Nach dem Umzug des Hauses von der tiefer gelegenen Wildbader Straße hoch an die Marxzeller Straße stellte der evangelische Neuenbürger Pfarrer Helmut Manz die Frage: "Sind wir hier oben dem Himmel näher?" Er beantwortete sie gleich selbst: "Auch im Tal waren wir dem Himmel nahe." Sein katholischer Amtsbruder Pfarrer Hansjörg Nothelfer aus Birkenfeld erteilte in der ökumenischen Andacht den Segen.
Eine Million Euro habe der Kreis und zwei Millionen Euro das Land zu den Gesamtkosten von rund zehn Millionen Euro beigesteuert, informierte Enzkreis-Sozialdezernent Roland Hübner.

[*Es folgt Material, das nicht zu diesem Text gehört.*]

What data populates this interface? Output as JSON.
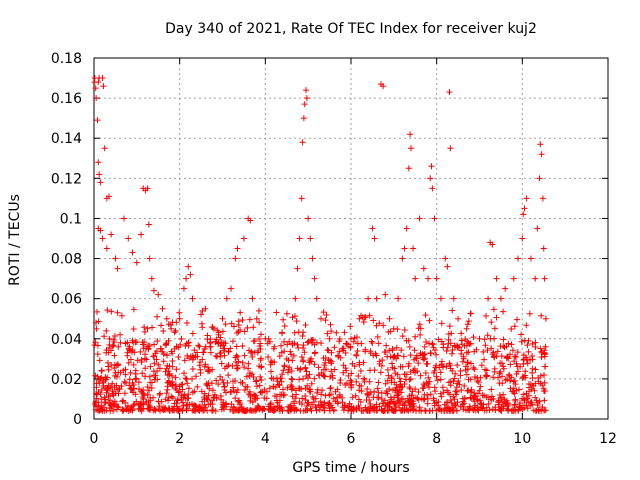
{
  "chart_data": {
    "type": "scatter",
    "title": "Day 340 of 2021, Rate Of TEC Index for receiver kuj2",
    "xlabel": "GPS time / hours",
    "ylabel": "ROTI / TECUs",
    "xlim": [
      0,
      12
    ],
    "ylim": [
      0,
      0.18
    ],
    "x_ticks": [
      0,
      2,
      4,
      6,
      8,
      10,
      12
    ],
    "x_tick_labels": [
      "0",
      "2",
      "4",
      "6",
      "8",
      "10",
      "12"
    ],
    "y_ticks": [
      0,
      0.02,
      0.04,
      0.06,
      0.08,
      0.1,
      0.12,
      0.14,
      0.16,
      0.18
    ],
    "y_tick_labels": [
      "0",
      "0.02",
      "0.04",
      "0.06",
      "0.08",
      "0.1",
      "0.12",
      "0.14",
      "0.16",
      "0.18"
    ],
    "grid": true,
    "marker": "plus",
    "marker_color": "#ff0000",
    "data_x_range": [
      0,
      10.55
    ],
    "background_band_description": "dense cloud mostly between 0.005 and 0.04",
    "series": [
      {
        "name": "ROTI",
        "points": [
          [
            0.01,
            0.168
          ],
          [
            0.02,
            0.17
          ],
          [
            0.04,
            0.165
          ],
          [
            0.05,
            0.16
          ],
          [
            0.08,
            0.149
          ],
          [
            0.1,
            0.168
          ],
          [
            0.12,
            0.17
          ],
          [
            0.2,
            0.17
          ],
          [
            0.22,
            0.166
          ],
          [
            0.1,
            0.128
          ],
          [
            0.12,
            0.122
          ],
          [
            0.15,
            0.118
          ],
          [
            0.25,
            0.135
          ],
          [
            0.3,
            0.11
          ],
          [
            0.35,
            0.111
          ],
          [
            0.1,
            0.095
          ],
          [
            0.15,
            0.094
          ],
          [
            0.2,
            0.09
          ],
          [
            0.3,
            0.085
          ],
          [
            0.4,
            0.092
          ],
          [
            0.5,
            0.08
          ],
          [
            0.55,
            0.075
          ],
          [
            0.7,
            0.1
          ],
          [
            0.8,
            0.09
          ],
          [
            0.9,
            0.083
          ],
          [
            1.0,
            0.078
          ],
          [
            1.1,
            0.092
          ],
          [
            1.15,
            0.115
          ],
          [
            1.2,
            0.114
          ],
          [
            1.25,
            0.115
          ],
          [
            1.28,
            0.097
          ],
          [
            1.3,
            0.08
          ],
          [
            1.35,
            0.07
          ],
          [
            1.4,
            0.064
          ],
          [
            1.5,
            0.062
          ],
          [
            1.6,
            0.055
          ],
          [
            1.7,
            0.05
          ],
          [
            1.8,
            0.045
          ],
          [
            2.0,
            0.05
          ],
          [
            2.1,
            0.065
          ],
          [
            2.15,
            0.07
          ],
          [
            2.2,
            0.076
          ],
          [
            2.25,
            0.072
          ],
          [
            2.3,
            0.06
          ],
          [
            2.6,
            0.055
          ],
          [
            2.8,
            0.045
          ],
          [
            3.0,
            0.05
          ],
          [
            3.1,
            0.06
          ],
          [
            3.2,
            0.065
          ],
          [
            3.3,
            0.08
          ],
          [
            3.35,
            0.085
          ],
          [
            3.5,
            0.09
          ],
          [
            3.6,
            0.1
          ],
          [
            3.65,
            0.099
          ],
          [
            3.7,
            0.06
          ],
          [
            3.8,
            0.05
          ],
          [
            4.0,
            0.04
          ],
          [
            4.2,
            0.035
          ],
          [
            4.5,
            0.03
          ],
          [
            4.7,
            0.06
          ],
          [
            4.75,
            0.075
          ],
          [
            4.8,
            0.09
          ],
          [
            4.85,
            0.11
          ],
          [
            4.87,
            0.138
          ],
          [
            4.9,
            0.15
          ],
          [
            4.92,
            0.157
          ],
          [
            4.95,
            0.164
          ],
          [
            4.97,
            0.16
          ],
          [
            5.0,
            0.1
          ],
          [
            5.05,
            0.09
          ],
          [
            5.1,
            0.08
          ],
          [
            5.15,
            0.07
          ],
          [
            5.2,
            0.06
          ],
          [
            5.3,
            0.05
          ],
          [
            5.5,
            0.04
          ],
          [
            5.8,
            0.035
          ],
          [
            6.0,
            0.04
          ],
          [
            6.2,
            0.05
          ],
          [
            6.4,
            0.06
          ],
          [
            6.5,
            0.095
          ],
          [
            6.55,
            0.09
          ],
          [
            6.6,
            0.06
          ],
          [
            6.7,
            0.167
          ],
          [
            6.75,
            0.166
          ],
          [
            6.8,
            0.062
          ],
          [
            6.9,
            0.05
          ],
          [
            7.0,
            0.045
          ],
          [
            7.1,
            0.06
          ],
          [
            7.2,
            0.08
          ],
          [
            7.25,
            0.085
          ],
          [
            7.3,
            0.095
          ],
          [
            7.35,
            0.125
          ],
          [
            7.38,
            0.142
          ],
          [
            7.4,
            0.135
          ],
          [
            7.45,
            0.085
          ],
          [
            7.5,
            0.07
          ],
          [
            7.6,
            0.1
          ],
          [
            7.7,
            0.075
          ],
          [
            7.8,
            0.07
          ],
          [
            7.85,
            0.12
          ],
          [
            7.88,
            0.126
          ],
          [
            7.9,
            0.115
          ],
          [
            7.95,
            0.1
          ],
          [
            8.0,
            0.07
          ],
          [
            8.1,
            0.06
          ],
          [
            8.2,
            0.08
          ],
          [
            8.25,
            0.076
          ],
          [
            8.3,
            0.163
          ],
          [
            8.32,
            0.135
          ],
          [
            8.4,
            0.06
          ],
          [
            8.5,
            0.05
          ],
          [
            8.7,
            0.045
          ],
          [
            9.0,
            0.04
          ],
          [
            9.2,
            0.06
          ],
          [
            9.25,
            0.088
          ],
          [
            9.3,
            0.087
          ],
          [
            9.4,
            0.07
          ],
          [
            9.5,
            0.06
          ],
          [
            9.6,
            0.065
          ],
          [
            9.8,
            0.07
          ],
          [
            9.9,
            0.08
          ],
          [
            10.0,
            0.09
          ],
          [
            10.02,
            0.102
          ],
          [
            10.05,
            0.105
          ],
          [
            10.1,
            0.11
          ],
          [
            10.2,
            0.08
          ],
          [
            10.3,
            0.07
          ],
          [
            10.35,
            0.095
          ],
          [
            10.4,
            0.12
          ],
          [
            10.42,
            0.137
          ],
          [
            10.45,
            0.132
          ],
          [
            10.48,
            0.11
          ],
          [
            10.5,
            0.085
          ],
          [
            10.52,
            0.07
          ],
          [
            10.55,
            0.05
          ]
        ]
      }
    ]
  }
}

Mit den Projekten in Neuenbürg und Steinegg ende die öffentliche Bezuschussung von Seniorenheimen. "Die Qualität der Pflege spürt man an allen Ecken und Enden", lobte er. Neuenbürgs Bürgermeister Horst Martin freute sich, dass nun noch intensivere Pflegemaßnahmen möglich sind. Der Pforzheimer Architekt Hans Simmank versprach, dass im Herbst Bäume gepflanzt werden.
Für die musikalische Untermalung sorgten instrumental Frank Goebel von der Jugendmusikschule Neuenbürg und Senior Armin Burkhardt aus Conweiler.

Tiergehege dank einer Erbschaft

"Hühner, Enten, Kaninchen und später vielleicht Fasane werden an der Nordseite des neuen Seniorenzentrum Sonnhalde einziehen", versprach Heimleiter Ludger Schmitt. Damit wird das Tierkonzept, das schon am alten Platz an der Wildbader Straße umgesetzt wurde, weiterverfolgt. Lediglich die Schafe und Bienenvölker verbleiben vorerst noch am bisherigen Standort. Das neue Tiergehege wird möglich, weil eine Mitarbeiterin ausgerechnet während des Heimumzugs einen Herzinfarkt erlitten hatte. Sie hatte für die Tierpflege dem Diakonissenverein eine größere Erbschaft vermacht. Die Bewohner dürfen sich aktuell auf Kaninchenzuwachs freuen: "Ein neuer Wurf steht bevor." Der Heimleiter und einige Mitarbeiter haben sogar Imker- und Honigkurse absolviert.